Facendo un passo indietro ed andando ad analizzare le Finals del 2013, dobbiamo tuttavia riscontrare come il gioco espresso dalle due squadre non fu esattamente quello che era stato fatto da loro vedere durante il resto della stagione. Specialmente per quanto riguarda gli Spurs, soprattutto nelle strabordanti vittorie ottenute in Gara 3 e Gara 5, i più grandi risultati non sono arrivati tramite una manovra calibrata e coinvolgente, sebbene grazie ad un pompatissimo ed ultra efficente gioco da tre, con Danny Green e l'ex Gary Neal sugli scudi.

Non è un caso infatti che, nelle due partite decisive come Gara 6 e 7, nelle quali le percentuali da fuori il perimetro si sono sensibilmente abbassate, San Antonio a avuto più difficoltà a gestire il risultato, specialmente negli ultimi minuti di partita (Ray Allen chi?).

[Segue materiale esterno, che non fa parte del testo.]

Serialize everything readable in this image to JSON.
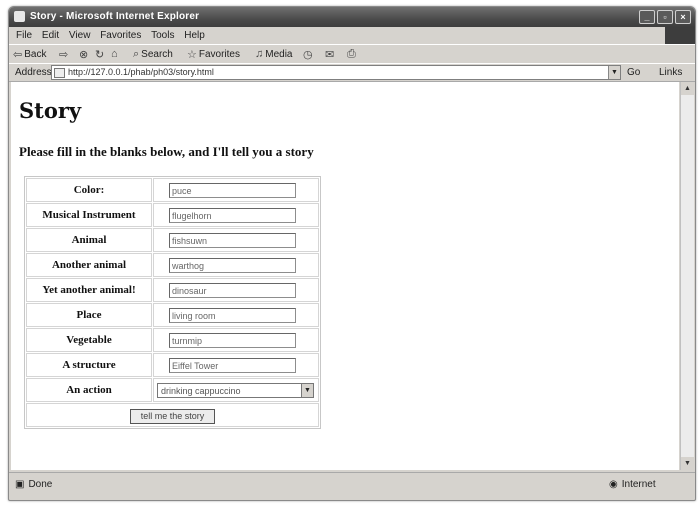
{
  "window": {
    "title": "Story - Microsoft Internet Explorer",
    "min_label": "_",
    "max_label": "▫",
    "close_label": "×"
  },
  "menu": [
    "File",
    "Edit",
    "View",
    "Favorites",
    "Tools",
    "Help"
  ],
  "toolbar": {
    "back": "Back",
    "forward": "⇨",
    "stop": "⊗",
    "refresh": "↻",
    "home": "⌂",
    "search": "Search",
    "favorites": "Favorites",
    "media": "Media",
    "history": "◷",
    "mail": "✉",
    "print": "⎙"
  },
  "address": {
    "label": "Address",
    "url": "http://127.0.0.1/phab/ph03/story.html",
    "go": "Go",
    "links": "Links"
  },
  "page": {
    "heading": "Story",
    "subheading": "Please fill in the blanks below, and I'll tell you a story"
  },
  "form": {
    "fields": [
      {
        "label": "Color:",
        "value": "puce"
      },
      {
        "label": "Musical Instrument",
        "value": "flugelhorn"
      },
      {
        "label": "Animal",
        "value": "fishsuwn"
      },
      {
        "label": "Another animal",
        "value": "warthog"
      },
      {
        "label": "Yet another animal!",
        "value": "dinosaur"
      },
      {
        "label": "Place",
        "value": "living room"
      },
      {
        "label": "Vegetable",
        "value": "turnmip"
      },
      {
        "label": "A structure",
        "value": "Eiffel Tower"
      }
    ],
    "action": {
      "label": "An action",
      "selected": "drinking cappuccino"
    },
    "submit_label": "tell me the story"
  },
  "status": {
    "left": "Done",
    "zone": "Internet"
  }
}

Con l'aggiunta al roster di Marco Belinelli e con la maggior responsabilità data a Boris Diaw, Popovich ha sicuramente colmato quel gap, incrementando sensibilmente l'intelligenza tattica offensiva della squadra.

Sfortuna vuole che di fronte a loro, i texani si troveranno la peggior difesa esistente contro questo tipo di gioco, ovvero quella sovraumanamente atletica dei Miami Heat, in grado di correre il doppio di qualsiasi altra squadra Nba, permettendosi di allargare, e di molto, il raggio delle proprie marcature. Una squadra volontariamente votata al possesso successivo, indipendentemente dal risultato di quello corrente, che predilige un'impeccabile transition defense piuttosto che alla conquista di un rimbalzo offensivo, questo grazie alla totale affidabilità dal campo data dalle percentuali extraterrestri del Big Three.

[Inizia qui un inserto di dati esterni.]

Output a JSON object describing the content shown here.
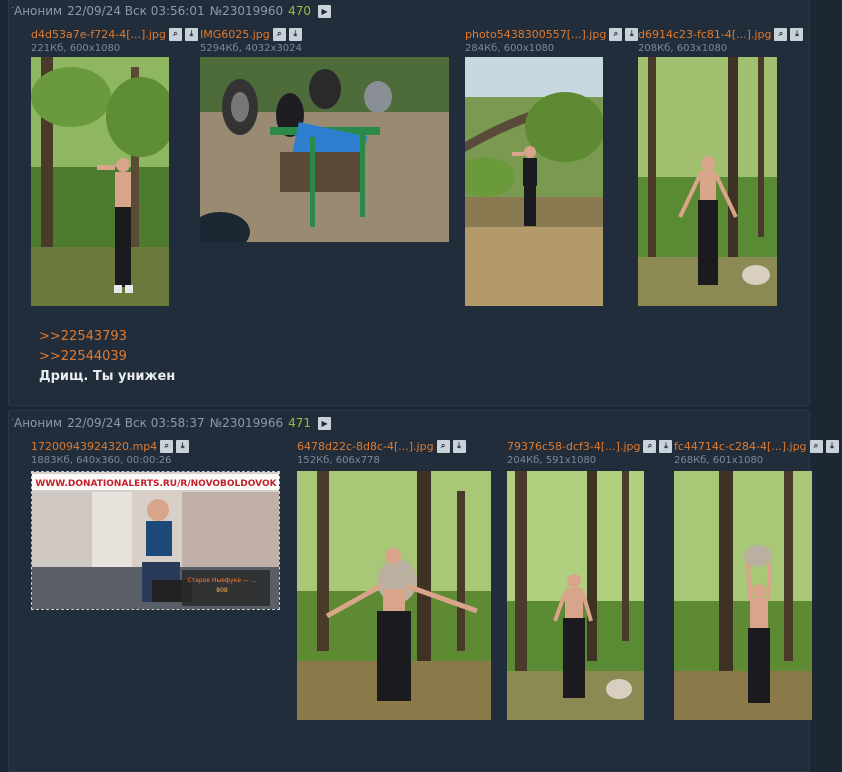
{
  "posts": [
    {
      "author": "Аноним",
      "datetime": "22/09/24 Вск 03:56:01",
      "number": "№23019960",
      "count": "470",
      "files": [
        {
          "name": "d4d53a7e-f724-4[...].jpg",
          "meta": "221Кб, 600x1080"
        },
        {
          "name": "IMG6025.jpg",
          "meta": "5294Кб, 4032x3024"
        },
        {
          "name": "photo5438300557[...].jpg",
          "meta": "284Кб, 600x1080"
        },
        {
          "name": "d6914c23-fc81-4[...].jpg",
          "meta": "208Кб, 603x1080"
        }
      ],
      "links": [
        ">>22543793",
        ">>22544039"
      ],
      "text": "Дрищ. Ты унижен"
    },
    {
      "author": "Аноним",
      "datetime": "22/09/24 Вск 03:58:37",
      "number": "№23019966",
      "count": "471",
      "files": [
        {
          "name": "17200943924320.mp4",
          "meta": "1883Кб, 640x360, 00:00:26"
        },
        {
          "name": "6478d22c-8d8c-4[...].jpg",
          "meta": "152Кб, 606x778"
        },
        {
          "name": "79376c58-dcf3-4[...].jpg",
          "meta": "204Кб, 591x1080"
        },
        {
          "name": "fc44714c-c284-4[...].jpg",
          "meta": "268Кб, 601x1080"
        }
      ],
      "video_overlay": {
        "banner": "WWW.DONATIONALERTS.RU/R/NOVOBOLDOVOK",
        "caption1": "Старое Ныефуке — ...",
        "caption2": "808"
      }
    }
  ],
  "icons": {
    "search": "search-icon",
    "download": "download-icon",
    "play": "play-icon"
  },
  "colors": {
    "link": "#e07a2e",
    "count": "#8fbf3a",
    "background": "#1d2633",
    "post": "#212d3b"
  }
}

Erik Spoelstra tuttavia, si ritrova rispetto alla passata stagione con un Mike Miller in meno, il quale dovrà essere degnamente sostituito da Rashard Lewis e da una conferma tattica ed atletica di Norris Cole e Shane Battier.

Le due compagini arrivano a queste Finals rispettivamente con un principale vantaggio a disposizione.

Miami ha dalla sua, così come è stato per le scorse finali, un maggior numero di bocche da fuoco in grado di colpire glacialmente in maniera letale negli ultimi secondi di gara. LeBron James, Dwayne Wade, Chris Bosh, Ray Allen e Mario Chalmers rappresentano un quintetto da ultimo possesso in grado di annientarti da qualunque posizione ed in qualunque modo. Dal canto loro gli Spurs non possono contare sullo stesso numero di assi nella manica, affidando principalmente un eventuale ultimo possesso ad uno del Big Three, anche se un exploit di un outsider rimane cosa estremamente verificabile.

Il più grande vantaggio dei San Antonio Spurs, vantaggio che si era verificato essere forse il più grande svantaggio della passata edizione, è quello del fattore campo.

Un'eventuale Gara 7 giocata di fronte al proprio pubblico non può non rappresentare un enorme, astronomico punto a favore per i texani, soprattutto dopo quello che successe all'American Airlines Arena, vero e proprio sesto uomo in campo per i futuri vincitori Miami Heat.

L'attesa è dunque conclusa, le chiacchere stanno a zero. Questa notte si alza il sipario e allora... let the show begin.